Peggy was so full of faith yet very down to earth in her approach to life. Through the years, those who worked with her came to know her as a friend. She was always interested in your life, too and if you had a problem it became her problem! Peggy was a mentor and a spiritual mother to so many!
She was never ready to quit fighting her battle with cancer. Peggy has left big shoes to try and fill but we know that she is still with us in a very special way. She wants us to do our jobs well so the parents and children continue to get all they need on their faith journeys.
My mom showed each one of us how to treat a terminal diagnosis with courage, strength, and dignity. She refused to take the news of cancer as the end. It was the beginning of a new journey that she accepted as her cross, fighting the disease with all of her might, without complaining about all she had to go through for over 5 years.
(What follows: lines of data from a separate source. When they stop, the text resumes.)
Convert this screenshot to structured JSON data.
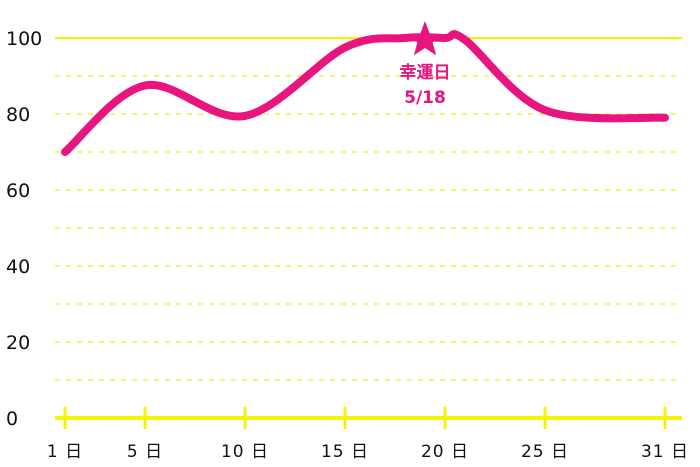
{
  "chart_data": {
    "type": "line",
    "x": [
      1,
      5,
      10,
      15,
      18,
      20,
      21,
      25,
      31
    ],
    "y": [
      70,
      87.5,
      79.5,
      97.5,
      100,
      100,
      99.5,
      81,
      79
    ],
    "x_ticks": [
      1,
      5,
      10,
      15,
      20,
      25,
      31
    ],
    "x_tick_labels": [
      "1 日",
      "5 日",
      "10 日",
      "15 日",
      "20 日",
      "25 日",
      "31 日"
    ],
    "y_ticks": [
      0,
      20,
      40,
      60,
      80,
      100
    ],
    "y_tick_labels": [
      "0",
      "20",
      "40",
      "60",
      "80",
      "100"
    ],
    "xlim": [
      1,
      31
    ],
    "ylim": [
      0,
      100
    ],
    "grid": true,
    "highlight": {
      "x": 19,
      "y": 100,
      "marker": "star-icon"
    },
    "annotation": {
      "line1": "幸運日",
      "line2": "5/18"
    },
    "colors": {
      "line": "#e8157f",
      "star": "#e8157f",
      "grid_major": "#f5f500",
      "grid_minor": "#f0f040",
      "axis": "#f5f500"
    }
  }
}
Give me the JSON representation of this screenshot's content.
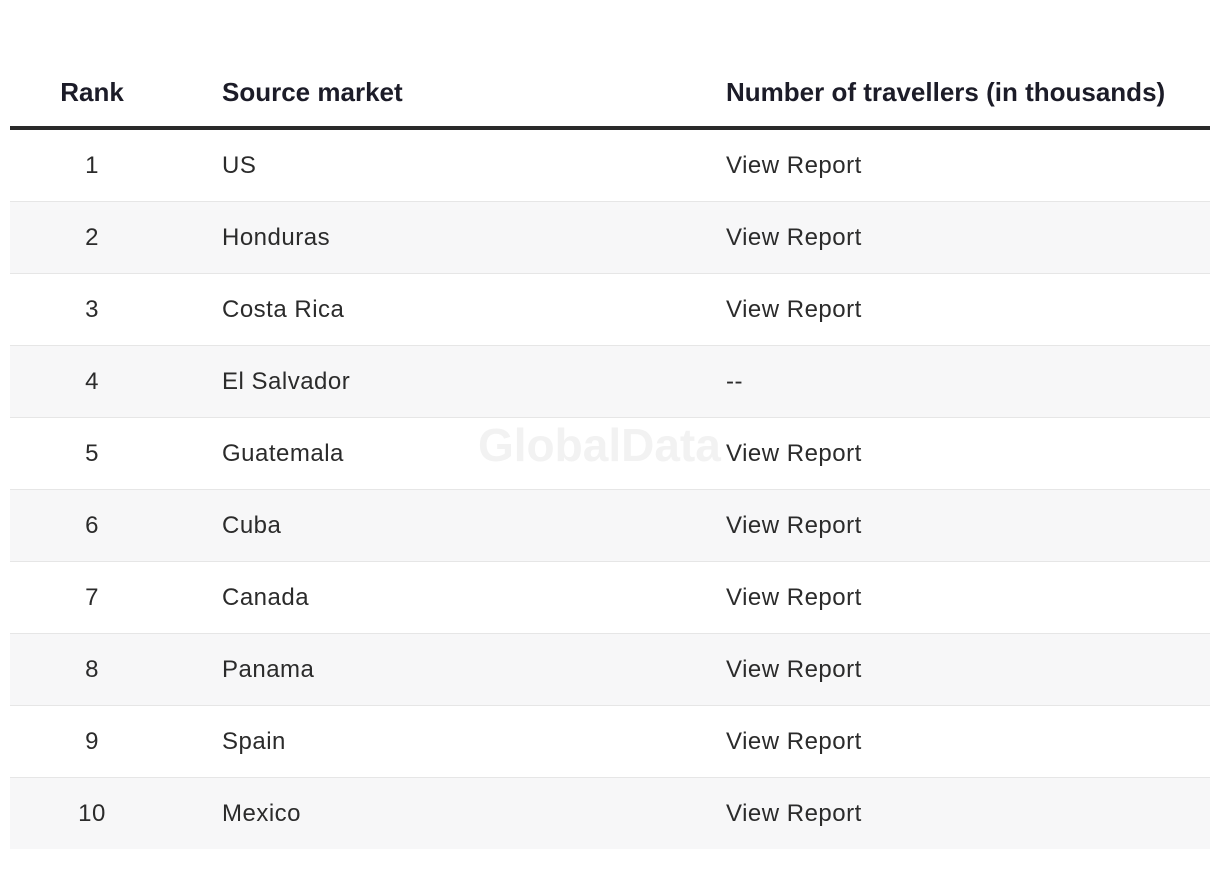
{
  "table": {
    "headers": {
      "rank": "Rank",
      "market": "Source market",
      "number": "Number of travellers (in thousands)"
    },
    "rows": [
      {
        "rank": "1",
        "market": "US",
        "value": "View Report"
      },
      {
        "rank": "2",
        "market": "Honduras",
        "value": "View Report"
      },
      {
        "rank": "3",
        "market": "Costa Rica",
        "value": "View Report"
      },
      {
        "rank": "4",
        "market": "El Salvador",
        "value": "--"
      },
      {
        "rank": "5",
        "market": "Guatemala",
        "value": "View Report"
      },
      {
        "rank": "6",
        "market": "Cuba",
        "value": "View Report"
      },
      {
        "rank": "7",
        "market": "Canada",
        "value": "View Report"
      },
      {
        "rank": "8",
        "market": "Panama",
        "value": "View Report"
      },
      {
        "rank": "9",
        "market": "Spain",
        "value": "View Report"
      },
      {
        "rank": "10",
        "market": "Mexico",
        "value": "View Report"
      }
    ]
  },
  "watermark": "GlobalData"
}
She said during a difficult moment recently, “I don’t know why I’m crying. This is going to be the happiest day of my life.” Well, I’m sure she is experiencing that happiness now, being greeted by the Lord in Heaven. Through the rest of my life, the lives of my family, and the thousands of lives she touched, she will continue to have a major impact and will be an example of what it means to truly love the Lord and to live a Christ centered life.
All of you who were able to help my mom, my dad, and our family, with this final difficult stretch, we thank you. We express gratitude to her doctors, nurses, hospice and the Sister Servants of Mary for the compassionate care that they gave her. We thank those who helped get her to appointments, those who visited her, offered their prayers and support, and friends and family who helped care for her. We thank the Nativity staff for always being supportive and flexible to allow her to fight this battle while continuing to do what she loved so much. Thank you to all of you for being an important part of her life!
Mom, we will miss you, and love you always.